If you’re concerned about the way a bite looks or if fever,  joint pain or rash develop, come in to see us at any walk-in GoHealth Urgent Care Center.

What to Expect at an Urgent Care Center

A provider will likely assess the bite, remove any remaining parts and determine whether you need a one-time dose of antibiotic, or a longer period of treatment. This is based on several factors, including the look of the bite, symptoms and rashes, the number of days the tick had been embedded and the number of days that have passed after the bite.

If the bite is recent, do not expect a blood test. The results can be falsely negative right after a bite.

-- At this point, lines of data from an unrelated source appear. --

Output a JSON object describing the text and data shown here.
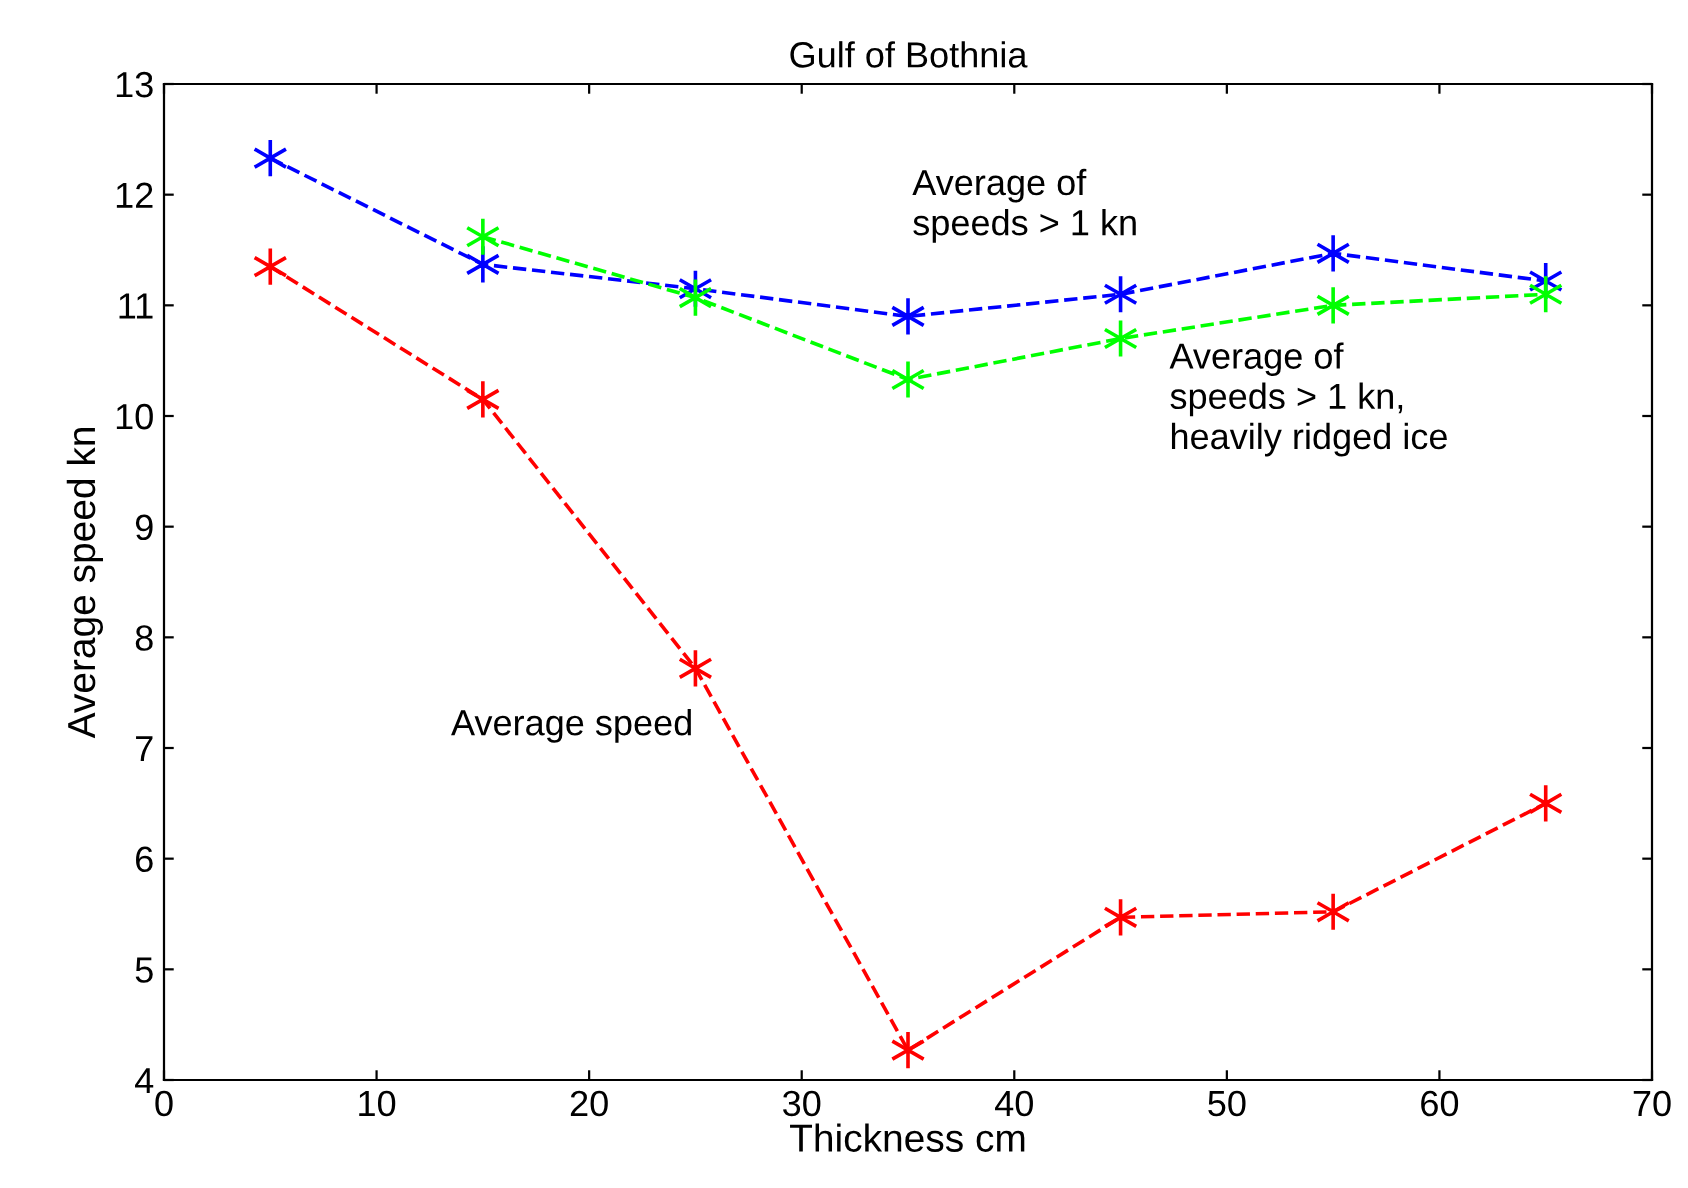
{
  "chart_data": {
    "type": "line",
    "title": "Gulf of Bothnia",
    "xlabel": "Thickness cm",
    "ylabel": "Average speed kn",
    "series": [
      {
        "name": "Average of\nspeeds > 1 kn",
        "color": "#0000ff",
        "x": [
          5,
          15,
          25,
          35,
          45,
          55,
          65
        ],
        "values": [
          12.33,
          11.37,
          11.15,
          10.9,
          11.1,
          11.47,
          11.22
        ]
      },
      {
        "name": "Average of\nspeeds > 1 kn,\nheavily ridged ice",
        "color": "#00ff00",
        "x": [
          15,
          25,
          35,
          45,
          55,
          65
        ],
        "values": [
          11.62,
          11.07,
          10.33,
          10.7,
          11.0,
          11.1
        ]
      },
      {
        "name": "Average speed",
        "color": "#ff0000",
        "x": [
          5,
          15,
          25,
          35,
          45,
          55,
          65
        ],
        "values": [
          11.35,
          10.15,
          7.72,
          4.27,
          5.47,
          5.52,
          6.5
        ]
      }
    ],
    "xlim": [
      0,
      70
    ],
    "xticks": [
      0,
      10,
      20,
      30,
      40,
      50,
      60,
      70
    ],
    "ylim": [
      4,
      13
    ],
    "yticks": [
      4,
      5,
      6,
      7,
      8,
      9,
      10,
      11,
      12,
      13
    ],
    "marker": "cross",
    "line_style": "dashed",
    "grid": false,
    "legend": false
  }
}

If you saved the tick, great. But you can leave it behind. The old rule of thumb was to bring a tick in for possible identification, but this is no longer the best way to ascertain that the tick that bit you is benign. Largely because it takes a heavy-duty microscope, and a different kind of academic degree altogether to read the markings on a tick, especially if it is too small.

Fill out the submission form online (download it here) and send your ticks to:

The Connecticut Agricultural Experiment Station, Tick-Testing Laboratory, Slate Building Room 112
123 Huntington St.
P.O. Box 1106
New Haven, CT
06504

The CT Department of Health is now accepting tick submissions at the address above.